Via nela a nostalgia e uma sede de liberdade porque “acredito que a única forma de criar sem fronteiras tem de partir de um princípio onde não pode haver lugar para complexos ou preconceitos”. Percebi uma paixão pela essência e uma admiração pelo som das coisas mais enraizadas, pelas vozes que são luzes, tipo cometas, que passam e que ficam dentro de nós.
De repente parecíamos envoltos num imaginário infantil, borboletas em jardins encantados, saltando as pedrinhas do caminho, o riacho, criando puzzles que desvendam a forma de uma só imagem, ambos tomando atalhos sem nunca perder de vista o oásis. Chegou nesse momento o fotógrafo, perturbador e inquieto, acordando-nos do que parecia vir a ser um sonho lindo.

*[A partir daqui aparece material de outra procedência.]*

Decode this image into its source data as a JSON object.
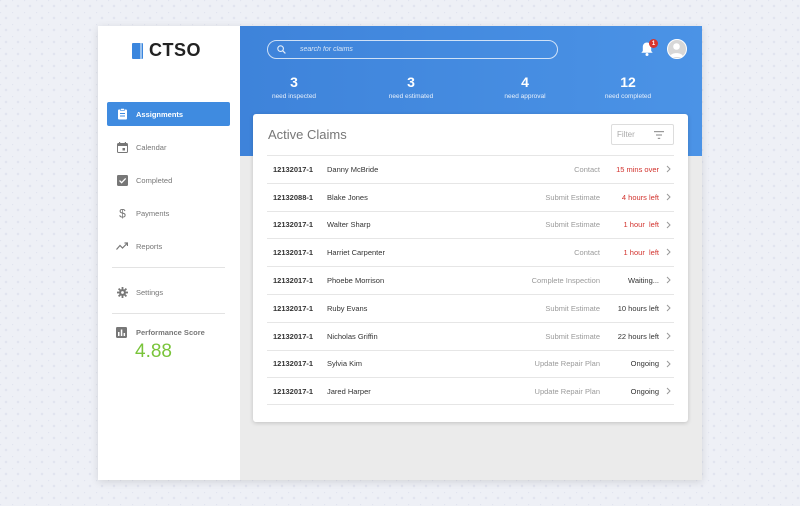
{
  "app": {
    "name": "CTSO"
  },
  "sidebar": {
    "items": [
      {
        "label": "Assignments",
        "icon": "clipboard-icon",
        "active": true
      },
      {
        "label": "Calendar",
        "icon": "calendar-icon",
        "active": false
      },
      {
        "label": "Completed",
        "icon": "checkbox-icon",
        "active": false
      },
      {
        "label": "Payments",
        "icon": "dollar-icon",
        "active": false
      },
      {
        "label": "Reports",
        "icon": "trend-icon",
        "active": false
      }
    ],
    "settings_label": "Settings",
    "performance": {
      "label": "Performance Score",
      "value": "4.88"
    }
  },
  "header": {
    "search_placeholder": "search for claims",
    "notification_count": "1",
    "stats": [
      {
        "value": "3",
        "label": "need inspected"
      },
      {
        "value": "3",
        "label": "need estimated"
      },
      {
        "value": "4",
        "label": "need approval"
      },
      {
        "value": "12",
        "label": "need completed"
      }
    ]
  },
  "claims": {
    "title": "Active Claims",
    "filter_placeholder": "Filter",
    "rows": [
      {
        "id": "12132017-1",
        "name": "Danny McBride",
        "task": "Contact",
        "status": "15 mins over",
        "urgent": true
      },
      {
        "id": "12132088-1",
        "name": "Blake Jones",
        "task": "Submit Estimate",
        "status": "4 hours left",
        "urgent": true
      },
      {
        "id": "12132017-1",
        "name": "Walter Sharp",
        "task": "Submit Estimate",
        "status": "1 hour  left",
        "urgent": true
      },
      {
        "id": "12132017-1",
        "name": "Harriet Carpenter",
        "task": "Contact",
        "status": "1 hour  left",
        "urgent": true
      },
      {
        "id": "12132017-1",
        "name": "Phoebe Morrison",
        "task": "Complete Inspection",
        "status": "Waiting...",
        "urgent": false
      },
      {
        "id": "12132017-1",
        "name": "Ruby Evans",
        "task": "Submit Estimate",
        "status": "10 hours left",
        "urgent": false
      },
      {
        "id": "12132017-1",
        "name": "Nicholas Griffin",
        "task": "Submit Estimate",
        "status": "22 hours left",
        "urgent": false
      },
      {
        "id": "12132017-1",
        "name": "Sylvia Kim",
        "task": "Update Repair Plan",
        "status": "Ongoing",
        "urgent": false
      },
      {
        "id": "12132017-1",
        "name": "Jared Harper",
        "task": "Update Repair Plan",
        "status": "Ongoing",
        "urgent": false
      }
    ]
  },
  "colors": {
    "accent": "#3f8be0",
    "urgent": "#d2322d",
    "score": "#79c43a"
  }
}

É então que me olha mais dentro dos olhos, dentro de mim, a amiga ao lado com ar de ciúme, o retratista sem jeito ao exclamar alto que “até parecia que se estavam a passar um com o outro”. Ela volta-me a olhar dentro e exclama: “temos que tentar tirar partido da marcha, compreendendo-a, passando os obstáculos, vencendo-os, recuperando-nos, sobrepondo-nos a nós próprios”.
O bate chapas não entendeu, franziu o sobrolho, encolheu o lábio inferior e intrometeu-se de novo: “não sei o que se está a passar mas isso também não interessa. Acredito na menina, na sua voz, e chega”. Sara inclinou a cabeça, creio que ao mesmo tempo que os elogios a fortalecem a intimidam.
“Sinto o peso da responsabilidade face aos que contam comigo. Não me posso permitir ser incompetente. Tenho que trabalhar muito, cada vez mais, pois o público é uma força que me alenta mas que também me vigia”. Despedimo-nos com um abraço apertado, dois beijinhos à amiga, um até breve e já lá vão mais de dez anos.
A caminho do jornal, diz-me o fotógrafo, baixo nível: “até parecia que vocês se estavam a comer um ao outro com os olhos. O pior era a gaja que estava ao lado com vontade de te morder”.